One of the nice things about the Hugh Lane bequest – a group of paintings shared between the National Gallery and what is now known as the Hugh Lane Gallery in Dublin – is that it offers the chance to reassess the pictures with a fresh eye when they switch between the two venues.
One is Manet’s Eva Gonzalès, which is the focus of this latest show at the National in London. Right at the start we see a group portrait called Homage to Manet, featuring the patrician figure of Lane himself and other Irish notables by William Orpen. And what’s the enormous painting behind them? Manet’s portrait of Gonzalès, that’s what, which Lane purchased in 1906 for the Irish gallery of modern art he was planning.
From the copy within another work, we arrive at the painting itself: Manet’s portrait of his only pupil, painting at her easel, in a nice white frock. When he exhibited it at the Paris salon of 1870, it got a pasting from the critics, who took issue with the sitter’s “dazed, fixed expression”, her “stupefied eyes and nose like a parrot’s beak”.

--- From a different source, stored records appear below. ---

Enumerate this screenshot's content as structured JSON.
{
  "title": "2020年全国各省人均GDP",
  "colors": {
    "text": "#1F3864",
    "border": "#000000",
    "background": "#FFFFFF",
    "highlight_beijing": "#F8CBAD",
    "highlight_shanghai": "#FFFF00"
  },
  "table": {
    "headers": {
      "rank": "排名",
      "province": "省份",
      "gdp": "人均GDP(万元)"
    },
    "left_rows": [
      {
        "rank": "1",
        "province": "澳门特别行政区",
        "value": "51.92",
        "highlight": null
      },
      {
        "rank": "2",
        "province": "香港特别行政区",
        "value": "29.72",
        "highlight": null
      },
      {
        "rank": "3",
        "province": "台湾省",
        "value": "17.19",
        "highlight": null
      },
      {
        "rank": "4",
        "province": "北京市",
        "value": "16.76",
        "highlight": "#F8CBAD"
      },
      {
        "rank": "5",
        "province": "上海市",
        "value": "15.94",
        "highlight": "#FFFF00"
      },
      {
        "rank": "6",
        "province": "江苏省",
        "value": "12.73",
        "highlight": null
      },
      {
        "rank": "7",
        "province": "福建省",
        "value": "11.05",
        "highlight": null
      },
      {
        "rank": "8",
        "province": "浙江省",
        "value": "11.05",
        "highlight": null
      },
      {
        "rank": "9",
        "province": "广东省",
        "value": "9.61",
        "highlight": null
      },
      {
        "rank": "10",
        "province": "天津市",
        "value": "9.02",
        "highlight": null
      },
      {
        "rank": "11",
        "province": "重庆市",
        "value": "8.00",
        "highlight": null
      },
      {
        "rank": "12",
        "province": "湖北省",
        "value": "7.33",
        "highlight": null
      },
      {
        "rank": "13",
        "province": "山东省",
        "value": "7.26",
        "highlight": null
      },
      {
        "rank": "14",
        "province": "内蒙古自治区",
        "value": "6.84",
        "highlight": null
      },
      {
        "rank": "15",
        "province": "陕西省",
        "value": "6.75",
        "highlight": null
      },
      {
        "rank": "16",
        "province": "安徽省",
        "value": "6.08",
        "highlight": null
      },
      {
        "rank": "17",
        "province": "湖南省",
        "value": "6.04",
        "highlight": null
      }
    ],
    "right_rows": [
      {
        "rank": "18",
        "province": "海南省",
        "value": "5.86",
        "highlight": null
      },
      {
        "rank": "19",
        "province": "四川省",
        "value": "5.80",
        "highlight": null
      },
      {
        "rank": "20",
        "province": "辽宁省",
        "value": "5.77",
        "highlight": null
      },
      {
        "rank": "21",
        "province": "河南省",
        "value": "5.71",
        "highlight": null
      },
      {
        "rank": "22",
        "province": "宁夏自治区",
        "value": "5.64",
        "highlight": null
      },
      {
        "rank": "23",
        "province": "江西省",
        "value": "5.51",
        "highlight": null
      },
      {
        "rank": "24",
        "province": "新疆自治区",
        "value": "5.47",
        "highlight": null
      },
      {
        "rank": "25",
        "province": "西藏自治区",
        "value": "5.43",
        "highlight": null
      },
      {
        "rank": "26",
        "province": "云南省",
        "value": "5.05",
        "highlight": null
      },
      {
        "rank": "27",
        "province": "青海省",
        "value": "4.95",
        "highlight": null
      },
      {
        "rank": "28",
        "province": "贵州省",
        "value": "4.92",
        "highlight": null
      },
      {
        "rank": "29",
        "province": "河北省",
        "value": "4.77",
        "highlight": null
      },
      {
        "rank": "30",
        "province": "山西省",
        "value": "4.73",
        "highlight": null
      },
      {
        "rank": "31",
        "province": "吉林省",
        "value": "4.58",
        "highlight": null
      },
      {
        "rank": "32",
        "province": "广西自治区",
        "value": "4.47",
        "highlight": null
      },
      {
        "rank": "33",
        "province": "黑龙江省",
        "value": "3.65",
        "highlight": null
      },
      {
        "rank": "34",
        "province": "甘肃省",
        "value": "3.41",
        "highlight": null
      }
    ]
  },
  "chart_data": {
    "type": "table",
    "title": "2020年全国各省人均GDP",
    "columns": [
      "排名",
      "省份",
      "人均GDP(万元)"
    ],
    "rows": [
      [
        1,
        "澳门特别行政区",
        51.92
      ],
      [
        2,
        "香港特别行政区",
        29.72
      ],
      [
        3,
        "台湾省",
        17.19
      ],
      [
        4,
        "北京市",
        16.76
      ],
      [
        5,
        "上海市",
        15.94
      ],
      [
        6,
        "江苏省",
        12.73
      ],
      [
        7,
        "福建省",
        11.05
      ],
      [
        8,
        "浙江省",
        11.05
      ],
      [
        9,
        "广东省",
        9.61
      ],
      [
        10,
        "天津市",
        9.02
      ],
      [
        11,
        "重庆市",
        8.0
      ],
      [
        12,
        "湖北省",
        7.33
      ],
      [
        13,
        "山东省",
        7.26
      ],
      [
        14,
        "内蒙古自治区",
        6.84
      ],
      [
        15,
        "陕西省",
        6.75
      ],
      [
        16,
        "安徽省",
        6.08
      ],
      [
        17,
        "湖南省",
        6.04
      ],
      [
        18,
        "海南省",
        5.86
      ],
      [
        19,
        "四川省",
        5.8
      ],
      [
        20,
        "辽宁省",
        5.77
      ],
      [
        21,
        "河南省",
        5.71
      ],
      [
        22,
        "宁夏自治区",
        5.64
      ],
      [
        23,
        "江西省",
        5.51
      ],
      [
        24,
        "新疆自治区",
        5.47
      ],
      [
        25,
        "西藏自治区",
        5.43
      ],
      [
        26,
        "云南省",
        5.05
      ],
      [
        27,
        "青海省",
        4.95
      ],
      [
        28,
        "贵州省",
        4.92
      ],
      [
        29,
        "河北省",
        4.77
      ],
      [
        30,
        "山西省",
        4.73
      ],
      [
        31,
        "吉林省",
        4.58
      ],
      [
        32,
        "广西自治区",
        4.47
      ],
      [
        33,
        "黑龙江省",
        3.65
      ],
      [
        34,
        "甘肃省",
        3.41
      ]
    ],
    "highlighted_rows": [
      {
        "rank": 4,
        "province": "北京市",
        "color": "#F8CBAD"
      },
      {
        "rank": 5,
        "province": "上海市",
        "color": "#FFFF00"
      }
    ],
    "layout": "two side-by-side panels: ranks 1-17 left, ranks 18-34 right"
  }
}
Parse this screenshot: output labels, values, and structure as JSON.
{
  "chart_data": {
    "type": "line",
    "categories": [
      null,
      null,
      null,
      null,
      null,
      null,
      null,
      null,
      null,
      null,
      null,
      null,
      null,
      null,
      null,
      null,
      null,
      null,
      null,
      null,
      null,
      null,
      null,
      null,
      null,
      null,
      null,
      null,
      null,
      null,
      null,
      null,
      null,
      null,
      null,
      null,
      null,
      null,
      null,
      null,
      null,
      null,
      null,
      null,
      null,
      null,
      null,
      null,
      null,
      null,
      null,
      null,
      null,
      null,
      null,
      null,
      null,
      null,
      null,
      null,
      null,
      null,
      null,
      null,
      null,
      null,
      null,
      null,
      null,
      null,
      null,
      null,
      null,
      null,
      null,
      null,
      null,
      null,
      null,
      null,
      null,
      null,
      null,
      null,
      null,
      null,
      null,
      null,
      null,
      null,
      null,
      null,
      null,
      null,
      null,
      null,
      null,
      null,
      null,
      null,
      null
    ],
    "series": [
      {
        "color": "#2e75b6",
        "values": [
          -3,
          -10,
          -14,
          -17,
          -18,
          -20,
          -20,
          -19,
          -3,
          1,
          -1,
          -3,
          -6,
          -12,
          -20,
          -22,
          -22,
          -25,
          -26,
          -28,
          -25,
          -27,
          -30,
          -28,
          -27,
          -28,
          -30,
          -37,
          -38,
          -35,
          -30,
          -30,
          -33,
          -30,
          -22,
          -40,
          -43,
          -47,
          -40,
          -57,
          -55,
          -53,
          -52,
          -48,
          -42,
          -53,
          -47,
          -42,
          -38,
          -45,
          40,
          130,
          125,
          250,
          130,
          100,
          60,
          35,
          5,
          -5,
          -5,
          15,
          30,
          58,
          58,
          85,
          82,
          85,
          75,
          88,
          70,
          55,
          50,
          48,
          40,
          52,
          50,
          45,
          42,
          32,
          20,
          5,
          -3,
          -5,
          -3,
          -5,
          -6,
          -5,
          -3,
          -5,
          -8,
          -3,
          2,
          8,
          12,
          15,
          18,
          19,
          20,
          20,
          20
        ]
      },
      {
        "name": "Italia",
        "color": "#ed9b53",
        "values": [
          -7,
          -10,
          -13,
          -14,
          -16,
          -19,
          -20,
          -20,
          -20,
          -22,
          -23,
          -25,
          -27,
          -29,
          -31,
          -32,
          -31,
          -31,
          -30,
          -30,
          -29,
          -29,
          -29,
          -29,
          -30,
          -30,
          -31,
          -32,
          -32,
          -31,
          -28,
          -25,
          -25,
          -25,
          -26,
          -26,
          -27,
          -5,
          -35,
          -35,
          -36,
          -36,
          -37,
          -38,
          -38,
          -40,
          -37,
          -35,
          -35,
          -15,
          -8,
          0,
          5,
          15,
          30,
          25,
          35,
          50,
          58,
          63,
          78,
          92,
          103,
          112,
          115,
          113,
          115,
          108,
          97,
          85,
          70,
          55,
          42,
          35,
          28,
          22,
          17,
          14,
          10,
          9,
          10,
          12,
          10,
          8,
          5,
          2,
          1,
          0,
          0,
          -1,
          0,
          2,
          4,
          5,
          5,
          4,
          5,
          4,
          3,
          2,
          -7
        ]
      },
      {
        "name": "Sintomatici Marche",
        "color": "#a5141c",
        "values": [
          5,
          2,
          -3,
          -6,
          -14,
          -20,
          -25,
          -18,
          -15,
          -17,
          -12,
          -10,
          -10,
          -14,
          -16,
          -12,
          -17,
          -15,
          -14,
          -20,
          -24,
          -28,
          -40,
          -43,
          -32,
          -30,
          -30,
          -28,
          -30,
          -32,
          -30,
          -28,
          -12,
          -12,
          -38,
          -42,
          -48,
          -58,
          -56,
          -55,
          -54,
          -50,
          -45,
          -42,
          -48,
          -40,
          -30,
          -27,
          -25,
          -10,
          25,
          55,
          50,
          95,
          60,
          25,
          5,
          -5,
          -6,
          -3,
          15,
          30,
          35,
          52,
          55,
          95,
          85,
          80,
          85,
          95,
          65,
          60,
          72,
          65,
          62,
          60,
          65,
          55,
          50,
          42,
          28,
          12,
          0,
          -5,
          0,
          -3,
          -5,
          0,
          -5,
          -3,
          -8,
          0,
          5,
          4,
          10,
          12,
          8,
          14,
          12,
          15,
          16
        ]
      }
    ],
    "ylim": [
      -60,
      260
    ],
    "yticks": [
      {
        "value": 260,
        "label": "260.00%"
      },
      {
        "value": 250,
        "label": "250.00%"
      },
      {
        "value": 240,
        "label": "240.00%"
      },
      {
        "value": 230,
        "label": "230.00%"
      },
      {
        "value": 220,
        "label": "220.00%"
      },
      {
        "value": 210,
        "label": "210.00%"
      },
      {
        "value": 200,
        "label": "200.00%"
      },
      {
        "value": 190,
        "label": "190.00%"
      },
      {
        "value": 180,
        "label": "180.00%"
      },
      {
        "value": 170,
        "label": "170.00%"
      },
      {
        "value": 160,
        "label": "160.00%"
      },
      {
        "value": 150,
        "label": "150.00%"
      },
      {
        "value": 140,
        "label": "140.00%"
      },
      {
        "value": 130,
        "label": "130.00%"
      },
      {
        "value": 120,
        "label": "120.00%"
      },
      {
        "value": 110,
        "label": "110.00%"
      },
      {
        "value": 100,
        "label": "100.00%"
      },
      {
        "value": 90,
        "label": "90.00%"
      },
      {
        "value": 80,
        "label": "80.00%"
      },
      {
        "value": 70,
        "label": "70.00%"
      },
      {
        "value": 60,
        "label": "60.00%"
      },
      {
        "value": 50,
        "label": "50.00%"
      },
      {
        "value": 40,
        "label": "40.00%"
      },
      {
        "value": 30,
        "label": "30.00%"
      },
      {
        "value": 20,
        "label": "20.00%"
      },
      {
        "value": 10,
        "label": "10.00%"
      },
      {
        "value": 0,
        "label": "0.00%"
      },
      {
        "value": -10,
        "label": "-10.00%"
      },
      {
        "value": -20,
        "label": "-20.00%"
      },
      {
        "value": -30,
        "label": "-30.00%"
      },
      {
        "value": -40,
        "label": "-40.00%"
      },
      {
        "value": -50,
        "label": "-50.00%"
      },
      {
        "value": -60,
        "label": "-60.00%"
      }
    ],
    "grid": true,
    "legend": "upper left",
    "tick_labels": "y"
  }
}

You couldn’t get away with that nowadays. The critics had a point though. The nose is singular (Manet apparently tried 25 times to get it right), the expression fixed and abstracted and the pose peculiar. Gonzalès is sitting a little too far away from her canvas, even allowing for the rod supporting her wrist, a position inconvenient for painting but excellent for showing off her shapely white arm. As for her frock, it’s impractical but striking, as ghostly as her skin and is nicely echoed by the beautiful white peony on the floor, resting on a floral carpet.
The lady herself is painting a still life of flowers, which the gallery has identified as a copy of Jean-Baptiste Monnoyer’s Blue Vase. It’s a curious portrait, but wonderfully striking.
So, is this an occasion for feminists to get on their high horse and complain that – as we find asserted here – flowers, like copying itself, were back then a nice suitable subject for women, bless them?
Well, it’s difficult to see how to maintain that approach, given that Manet was famous for his flower pictures, and in the 17th century floral painting was very much a man’s game, though perhaps another way to think about it is that, though flowers were for everyone, grand (prestigious, and lucrative) history paintings were considered inappropriate for ladies.
And what about that impractical frock? The second part of this exhibition discusses the place of women in the art world of the time and the tradition of self-portraiture by women artists. And, put in context, it seems that depicting a woman artist in an expensive dress was a way to establish her standing.
Cue then for the series here of brilliant self-portraits by women artists, including a copy of the exquisite self-portrait by Elizabeth Vigée Le Brun, who may have been enchantingly pretty, but was also a member of the French and Roman Academies, thank you. There are other greats too: Angelica Kauffman, also in white, and Romney’s respectful portrait of Mary Moser, the other, less well-known female founder member of the Royal Academy.
The later depictions of female artists include some terrific pieces too: Gwen John’s feisty self-portrait and a lovely picture by Albert Stevens of an artist in a fetching, practical smock.
At the close, we get some of Gonzalès’s own paintings, including a striking depiction of a man and a woman in a theatre box, a work that bears comparison with any of the Impressionists. Amusingly, her pictures were applauded at the Salon by the critics, unlike Manet’s portrait.